In het kader van CATO (dat staat voor CO2 Afvang, Transport en Opslag) gingen psychologen en sociologen met deze materie aan de slag. Het is niet eenvoudig om een mening te ‘meten’ als het kennisniveau over de betreffende technologie ‘laag’ is, zo bleek. Om dit kennisniveau op een hoger plan te brengen werd daarom de Information-Choice-Questionnaire ontwikkeld: een vragenlijst die voorlicht én een mening peilt.

Weinig kennis

Want de eerste sociaalwetenschappelijke studies naar CO2-opslag (CCS in het Engels: CO2 capture and storage) wezen uit dat burgers heel weinig wisten van deze betrekkelijke nieuwe en weinig toegepaste technologie. Ook over de energievoorziening in het algemeen lag het kennisniveau laag. “Zo denken Nederlanders dat de bijdrage van duurzame energie een kwart van de totale energiemix bedraagt, terwijl dat in werkelijkheid in ons land rond de vier procent ligt”, aldus geofysicus Jan Brouwer, programmadirecteur van CATO, tijdens een afsluitend congres over het onderzoeksprogramma CATO2 deze zomer in de RAI.

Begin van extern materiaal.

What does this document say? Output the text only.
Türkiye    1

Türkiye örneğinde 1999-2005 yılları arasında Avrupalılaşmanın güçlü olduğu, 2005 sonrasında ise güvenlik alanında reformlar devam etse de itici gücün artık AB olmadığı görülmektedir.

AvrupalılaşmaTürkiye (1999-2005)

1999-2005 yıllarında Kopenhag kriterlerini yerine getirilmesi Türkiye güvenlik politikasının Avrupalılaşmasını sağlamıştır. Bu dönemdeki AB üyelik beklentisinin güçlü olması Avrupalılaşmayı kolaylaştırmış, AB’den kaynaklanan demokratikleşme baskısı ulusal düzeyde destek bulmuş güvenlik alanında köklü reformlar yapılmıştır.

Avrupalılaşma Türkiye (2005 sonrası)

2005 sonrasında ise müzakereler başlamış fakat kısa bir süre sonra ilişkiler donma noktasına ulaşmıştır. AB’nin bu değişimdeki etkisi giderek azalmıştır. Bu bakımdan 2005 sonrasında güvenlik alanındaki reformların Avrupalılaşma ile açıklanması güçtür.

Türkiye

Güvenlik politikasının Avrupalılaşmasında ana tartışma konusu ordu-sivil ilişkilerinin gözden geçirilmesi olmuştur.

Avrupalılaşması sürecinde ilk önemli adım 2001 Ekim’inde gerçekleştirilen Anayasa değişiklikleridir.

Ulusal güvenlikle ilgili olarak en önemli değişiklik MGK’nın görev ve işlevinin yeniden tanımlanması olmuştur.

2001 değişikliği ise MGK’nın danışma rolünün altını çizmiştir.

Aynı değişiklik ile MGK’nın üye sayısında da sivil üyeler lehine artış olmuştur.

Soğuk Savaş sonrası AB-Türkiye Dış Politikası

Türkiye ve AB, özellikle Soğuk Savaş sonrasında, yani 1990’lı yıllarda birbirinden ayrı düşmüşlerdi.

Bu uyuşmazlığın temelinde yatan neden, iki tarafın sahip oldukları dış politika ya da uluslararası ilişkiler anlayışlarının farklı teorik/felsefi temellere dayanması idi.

Meer specifiek over het broeikasgas kooldioxide waren veel mensen slecht op de hoogte van de eigenschappen, bronnen en effecten van dit gas. Is het licht ontvlambaar of radioactief? Veroorzaakt het zure regen? (Het antwoord is driemaal nee.) Ook wisten velen niet dat kooldioxide wordt uitgestoten door kolen- en gascentrales tijdens de productie van elektriciteit. Het kennisniveau verschilt sterk per land.

Pseudo-opinie

Maar ook als men weinig kennis heeft, vormen mensen een opinie. Deze – in sociaalwetenschappelijk jargon ‘pseudo-opinies’ – zijn sterk veranderlijk en gemakkelijk te beïnvloeden en daarom slecht bruikbaar in onderzoek. In de Information-Choice-Questionnaire (ICQ) wordt tegemoet gekomen aan de kennislacunes. Het doel van deze manier van sociaalwetenschappelijk onderzoek is de kwaliteit van de resultaten te verbeteren. De kwaliteit van meningen houdt bijvoorbeeld consistentie en stabiliteit in.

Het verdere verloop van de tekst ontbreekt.